Anemia occurs in nearly one quarter of seniors and rising. So, it’s no surprise that over the last decade various research groups have conducted studies to see how anemia effects your brain and memory. The results are alarming…

Anemia Increases Dementia Risk by 41 Percent

A study published in 2013 involved 2,552 participants in their 70s. Compared to those who were free of anemia when the study began, those with anemia had an incredible 41 percent higher risk of developing dementia eleven years later. The link remained after considering other factors, such as age, race, gender, and education.

Senior author Kristine Yaffe M.D., at UC San Francisco, explained, saying, "There are several explanations for why anemia may be linked to dementia. For example, anemia may be a marker for poor health in general, or low oxygen levels resulting from anemia may play a role in the connection. Reductions in oxygen to the brain have been shown to reduce memory and thinking abilities and may contribute to damage to neurons."

A few years later experts from the University of Duisburg-Essen, in Germany compared 163 participants with anemia and 3,870 participants without anemia. After five years, anemic participants showed a significantly lower performance in tasks involving immediate recall and verbal fluency.

A second phase of the study compared 579 people diagnosed with mild cognitive impairment (MCI) with 1,438 cognitively healthy participants. They found MCI occurred almost twice as often in anemic participants when compared to non-anemic participants.

In 2019, researchers from the Netherlands analyzed data from 12,305 men and women over 12 years. Those with anemia were 41 percent more likely to develop Alzheimer’s disease and 34 percent more likely to develop any type of dementia compared with those who were not anemic.

Although the connection seems clear, scientists from China decided to research the link further by conducting the largest study to date.

Anemia Accelerates Onset of Dementia

Using the UK Biobank resource containing half a million volunteers, they selected 207,203 dementia-free participants aged 60 or more, including 18,211 who underwent cognitive assessments.

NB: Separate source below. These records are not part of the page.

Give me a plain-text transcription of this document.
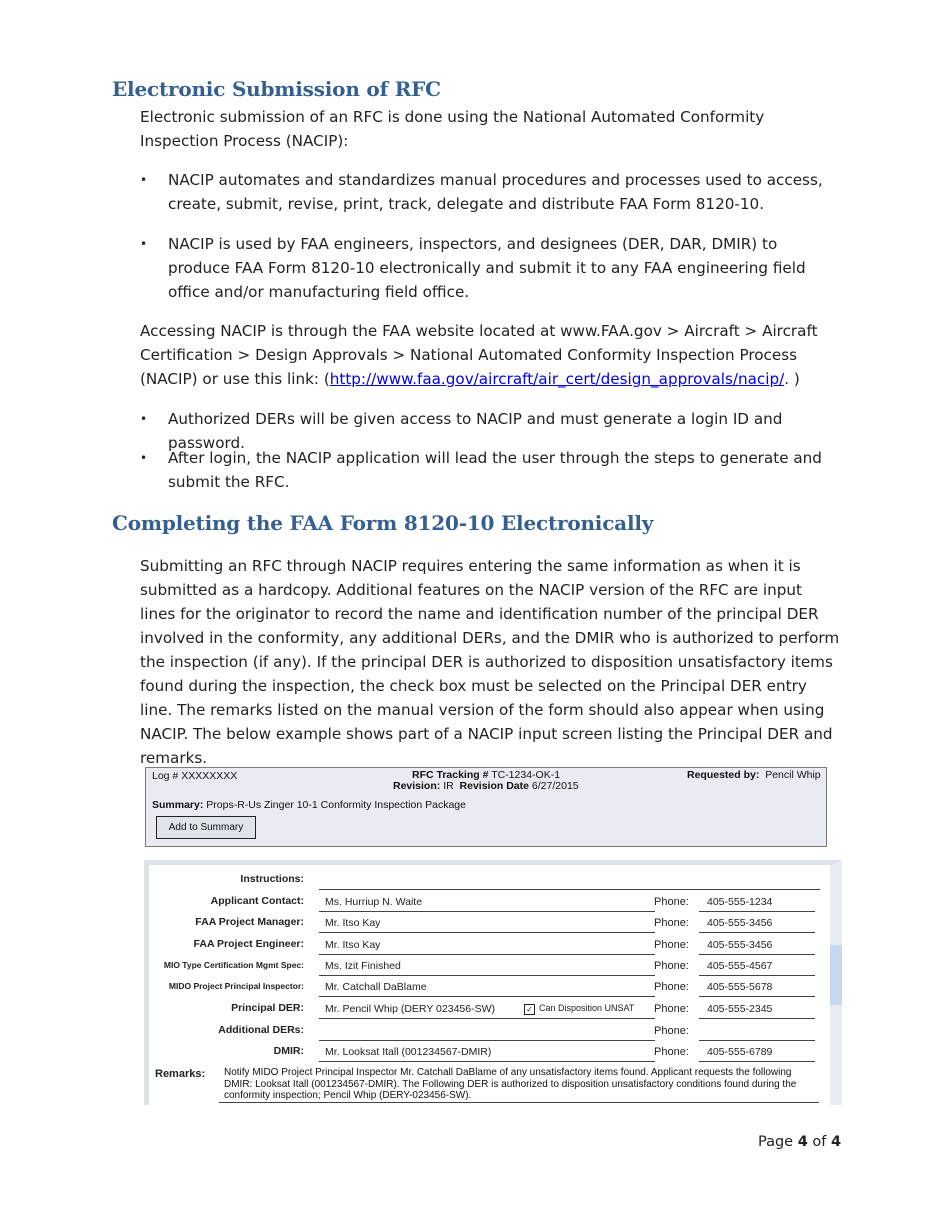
Electronic Submission of RFC
Electronic submission of an RFC is done using the National Automated Conformity Inspection Process (NACIP):
• NACIP automates and standardizes manual procedures and processes used to access, create, submit, revise, print, track, delegate and distribute FAA Form 8120-10.
• NACIP is used by FAA engineers, inspectors, and designees (DER, DAR, DMIR) to produce FAA Form 8120-10 electronically and submit it to any FAA engineering field office and/or manufacturing field office.
Accessing NACIP is through the FAA website located at www.FAA.gov > Aircraft > Aircraft Certification > Design Approvals > National Automated Conformity Inspection Process (NACIP) or use this link: (http://www.faa.gov/aircraft/air_cert/design_approvals/nacip/. )
• Authorized DERs will be given access to NACIP and must generate a login ID and password.
• After login, the NACIP application will lead the user through the steps to generate and submit the RFC.
Completing the FAA Form 8120-10 Electronically
Submitting an RFC through NACIP requires entering the same information as when it is submitted as a hardcopy. Additional features on the NACIP version of the RFC are input lines for the originator to record the name and identification number of the principal DER involved in the conformity, any additional DERs, and the DMIR who is authorized to perform the inspection (if any). If the principal DER is authorized to disposition unsatisfactory items found during the inspection, the check box must be selected on the Principal DER entry line. The remarks listed on the manual version of the form should also appear when using NACIP. The below example shows part of a NACIP input screen listing the Principal DER and remarks.
Log # XXXXXXXX	RFC Tracking # TC-1234-OK-1
Revision: IR Revision Date 6/27/2015
Requested by: Pencil Whip
Summary: Props-R-Us Zinger 10-1 Conformity Inspection Package
Add to Summary
Instructions:
Applicant Contact:	Ms. Hurriup N. Waite	Phone:	405-555-1234
FAA Project Manager:	Mr. Itso Kay	Phone:	405-555-3456
FAA Project Engineer:	Mr. Itso Kay	Phone:	405-555-3456
MIO Type Certification Mgmt Spec:	Ms. Izit Finished	Phone:	405-555-4567
MIDO Project Principal Inspector:	Mr. Catchall DaBlame	Phone:	405-555-5678
Principal DER:	Mr. Pencil Whip (DERY 023456-SW)	✓ Can Disposition UNSAT Phone:	405-555-2345
Additional DERs:	Phone:
DMIR:	Mr. Looksat Itall (001234567-DMIR)	Phone:	405-555-6789
Remarks: Notify MIDO Project Principal Inspector Mr. Catchall DaBlame of any unsatisfactory items found. Applicant requests the following DMIR: Looksat Itall (001234567-DMIR). The Following DER is authorized to disposition unsatisfactory conditions found during the conformity inspection; Pencil Whip (DERY-023456-SW).
Page 4 of 4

After sixteen years they found those with anemia - defined as hemoglobin levels below 13 g/dL for men and 12 g/dL for women – had faster declines in processing speed and all-round cognitive abilities, and a 57 percent greater risk of dementia.

Anemia also accelerated the onset of dementia by 1.53 years.

To explain the results, the researchers pointed to the damage caused by low oxygen to the brain. Emerging evidence suggests this escalates the formation of amyloid-beta, the protein that forms brain plaques. They also suggest that if anemia is caused by low levels of B vitamins, in particular vitamin B12 and folic acid, then this could lead to poor cognition.

As well as B vitamin deficiency, and various medical conditions that cause the condition, a common type of anemia is caused by iron deficiency.

Best Sources of Iron

Most older adults can get all the iron they need from their diet but since the most easily absorbed (heme) form is found in beef, lamb, liver, kidneys, fish and shellfish, vegetarians may go short, especially if they drink tea or coffee with their meals, as this hinders absorption. That’s right, if you’re worried about low-iron, avoid drinking tea and coffee with your meals.

When it comes to iron, take care not to get too much. We previously reported that Preston Estep, Director of Gerontology for the Personal Genome Project at Harvard University, advises older people to limit their intake of iron to prevent its buildup as it has the potential to do a great deal of harm to the brain. He suggests blood levels of ferritin – which reflects the amount of stored iron in the entire body - should be no higher than 40 ng/ml. The normal range in blood serum is 24 to 336 ng/mL for men and 24 to 307 ng/mL for women.

Our Takeaway

The link between anemia and dementia is clear, so it’s important to protect yourself. Have your blood hemoglobin tested every year as well as ask your doctor to test your blood levels of B vitamins and iron.